The dataset consists of various features related to loan applications, including both numerical and categorical data. The target variable indicates whether a loan was approved (AR) or not approved (No AR).

Models Used

  1. Logistic Regression
  2. Decision Tree
  3. Random Forest
  4. Support Vector Machine (SVM)
  5. XGBoost

Feature Engineering

  • Encoded categorical variables.
  • Scaled numerical features.

Model Evaluation

Evaluated models using:

  • Accuracy Score
  • Confusion Matrix
  • Classification Report
  • ROC Curve

Threshold Optimization

  • Determined the optimal threshold to minimize the total cost.
  • Calculated costs for false positives (FP) and false negatives (FN).
  • Selected a threshold of 0.59, resulting in the minimum cost.

Results

  • Optimal Threshold: 0.59
  • Total Cost with Model: 17,448 EUR
  • Manual Processing Cost: 17,613 EUR
  • Cost Savings: 165 EUR

Visualizations

  • Confusion Matrix: Visual representation of the model's performance.
  • Feature Importance: Top 5 most important features influencing the model.
  • Cost vs.
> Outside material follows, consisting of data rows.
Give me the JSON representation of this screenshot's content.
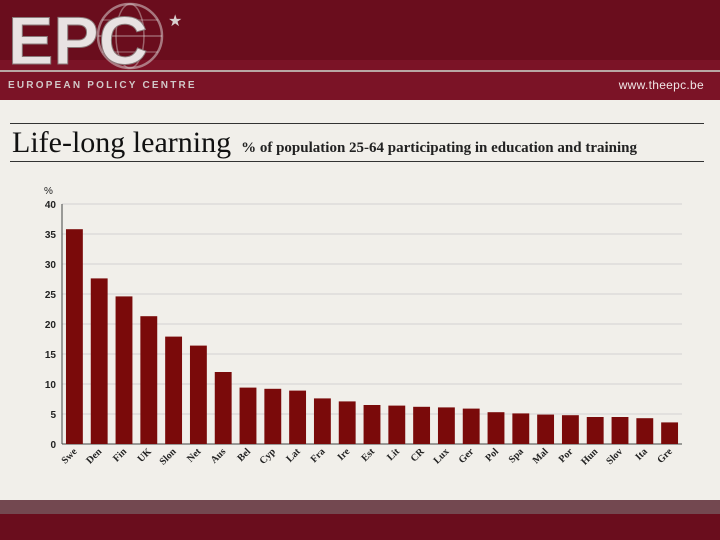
{
  "header": {
    "logo_text": "EPC",
    "logo_tagline": "EUROPEAN POLICY CENTRE",
    "url": "www.theepc.be"
  },
  "title": {
    "main": "Life-long learning",
    "subtitle": "% of population 25-64 participating in education and training"
  },
  "chart_data": {
    "type": "bar",
    "title": "Life-long learning",
    "subtitle": "% of population 25-64 participating in education and training",
    "ylabel": "%",
    "xlabel": "",
    "ylim": [
      0,
      40
    ],
    "yticks": [
      0,
      5,
      10,
      15,
      20,
      25,
      30,
      35,
      40
    ],
    "grid": true,
    "legend": "none",
    "bar_color": "#7a0a0a",
    "categories": [
      "Swe",
      "Den",
      "Fin",
      "UK",
      "Slon",
      "Net",
      "Aus",
      "Bel",
      "Cyp",
      "Lat",
      "Fra",
      "Ire",
      "Est",
      "Lit",
      "CR",
      "Lux",
      "Ger",
      "Pol",
      "Spa",
      "Mal",
      "Por",
      "Hun",
      "Slov",
      "Ita",
      "Gre"
    ],
    "values": [
      35.8,
      27.6,
      24.6,
      21.3,
      17.9,
      16.4,
      12.0,
      9.4,
      9.2,
      8.9,
      7.6,
      7.1,
      6.5,
      6.4,
      6.2,
      6.1,
      5.9,
      5.3,
      5.1,
      4.9,
      4.8,
      4.5,
      4.5,
      4.3,
      3.6
    ]
  }
}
Threshold Plot: Shows the total cost for different thresholds.
  • Business Impact Bar Plot: Comparison of total costs with and without the model.

Implementation

To implement the model in live decisions:

  1. Preprocess new loan application data similarly to training data.
  2. Predict probabilities using the logistic regression model.
  3. Apply the threshold of 0.59 to make the final decision.
  4. Automate the decision-making process to reduce manual efforts and costs.